The agreement lists four goals and 23 targets that the world has to meet by 2030. One of the most important targets is effective conservation and management of at least 30 pc of the world’s lands, inland waters, coastal areas and oceans, with emphasis on areas of particular importance for biodiversity and ecosystem functioning and services.

According to a press statement, the GBF prioritises ecologically-representative, well-connected and equitably-governed systems of protected areas and other effective area-based conservation, recognizing indigenous and traditional territories and practices. Currently 17 pc and 10 pc of the world’s terrestrial and marine areas respectively are under protection.

The agreement also includes the need to have restoration completed or underway on at least 30 pc of degraded terrestrial, inland waters, and coastal and marine ecosystems and reduce to near zero the loss of areas of high biodiversity importance, including ecosystems of high ecological integrity.

Yet another key target that the agreement sets is to cut global food waste in half and significantly reduce overconsumption and waste generation and also reduce by half both excess nutrients and the overall risk posed by pesticides and highly hazardous chemicals. The governments also agreed to progressively phase out or reform by 2030 subsidies that harm biodiversity by at least USD 500 billion per year, while scaling up positive incentives for biodiversity’s conservation and sustainable use. It also calls for mobilisation of at least USD 200 billion per year by 2030 in domestic and international biodiversity-related funding from all sources, public and private.

In an important development, the countries also agreed to raise international financial flows from developed to developing countries, in particular least developed countries, small island developing States, and countries with economies in transition, to at least USD 20 billion per year by 2025, and to at least USD 30 billion per year by 2030.

The governments also agreed to prevent the introduction of priority invasive alien species, and reduce by at least half the introduction and establishment of other known or potential invasive alien species, and eradicate or control invasive alien species on islands and other priority sites. They also will require large and transnational companies and financial institutions to monitor, assess, and transparently disclose their risks, dependencies and impacts on biodiversity through their operations, supply and value chains and portfolios, as per the agreement.

“Without such action, there will be a further acceleration in the global rate of species extinction, which is already at least tens to hundreds of times higher than it has averaged over the past 10 million years,” the press statement quotes the agreement.

The agreement also calls for halt on human induced extinction of known threatened species and and, by 2050, extinction rate and risk of all species to be reduced tenfold, and the abundance of native wild species is increased to healthy and resilient levels.

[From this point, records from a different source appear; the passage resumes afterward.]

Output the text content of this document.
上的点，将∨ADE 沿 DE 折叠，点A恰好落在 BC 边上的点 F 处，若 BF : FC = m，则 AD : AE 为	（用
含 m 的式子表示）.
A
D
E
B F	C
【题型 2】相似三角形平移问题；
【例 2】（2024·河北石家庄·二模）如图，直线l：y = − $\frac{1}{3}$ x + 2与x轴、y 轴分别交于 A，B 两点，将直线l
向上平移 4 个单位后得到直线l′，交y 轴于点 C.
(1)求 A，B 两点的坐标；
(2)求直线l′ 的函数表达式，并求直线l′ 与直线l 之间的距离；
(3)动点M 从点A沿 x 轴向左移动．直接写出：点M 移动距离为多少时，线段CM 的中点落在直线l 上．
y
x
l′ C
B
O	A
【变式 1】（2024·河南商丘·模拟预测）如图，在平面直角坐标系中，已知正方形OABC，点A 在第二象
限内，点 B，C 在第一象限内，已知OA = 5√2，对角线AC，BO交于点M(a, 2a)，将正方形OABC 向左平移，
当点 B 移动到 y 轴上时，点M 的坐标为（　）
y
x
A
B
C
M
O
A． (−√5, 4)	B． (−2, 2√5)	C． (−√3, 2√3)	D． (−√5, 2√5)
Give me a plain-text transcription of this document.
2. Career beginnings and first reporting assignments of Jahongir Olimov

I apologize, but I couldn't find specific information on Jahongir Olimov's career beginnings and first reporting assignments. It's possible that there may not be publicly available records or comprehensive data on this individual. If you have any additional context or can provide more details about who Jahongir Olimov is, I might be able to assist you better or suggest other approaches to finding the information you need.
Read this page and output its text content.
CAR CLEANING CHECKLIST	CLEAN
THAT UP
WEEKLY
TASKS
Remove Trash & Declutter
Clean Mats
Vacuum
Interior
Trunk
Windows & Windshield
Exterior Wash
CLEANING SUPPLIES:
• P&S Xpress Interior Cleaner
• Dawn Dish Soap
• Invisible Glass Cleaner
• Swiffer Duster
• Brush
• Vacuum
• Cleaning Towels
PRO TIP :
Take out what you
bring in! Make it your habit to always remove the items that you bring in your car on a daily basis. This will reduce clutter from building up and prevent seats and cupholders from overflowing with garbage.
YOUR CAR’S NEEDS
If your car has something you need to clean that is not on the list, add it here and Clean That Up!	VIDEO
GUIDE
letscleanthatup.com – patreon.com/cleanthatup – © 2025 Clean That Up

Adequate means of implementation, including financial resources, capacity-building, technical and scientific cooperation, and access to and transfer of technology to fully implement the Kunmin-Montreal global biodiversity framework are secured and equitably accessible to all Parties, especially developing countries, in particular the least developed countries and small island developing States, as well as countries with economies in transition, progressively closing the biodiversity finance gap of USD 700 billion per year, and aligning financial flows with the Kunmin-Montreal Global Biodiversity Framework and the 2050 Vision for Biodiversity.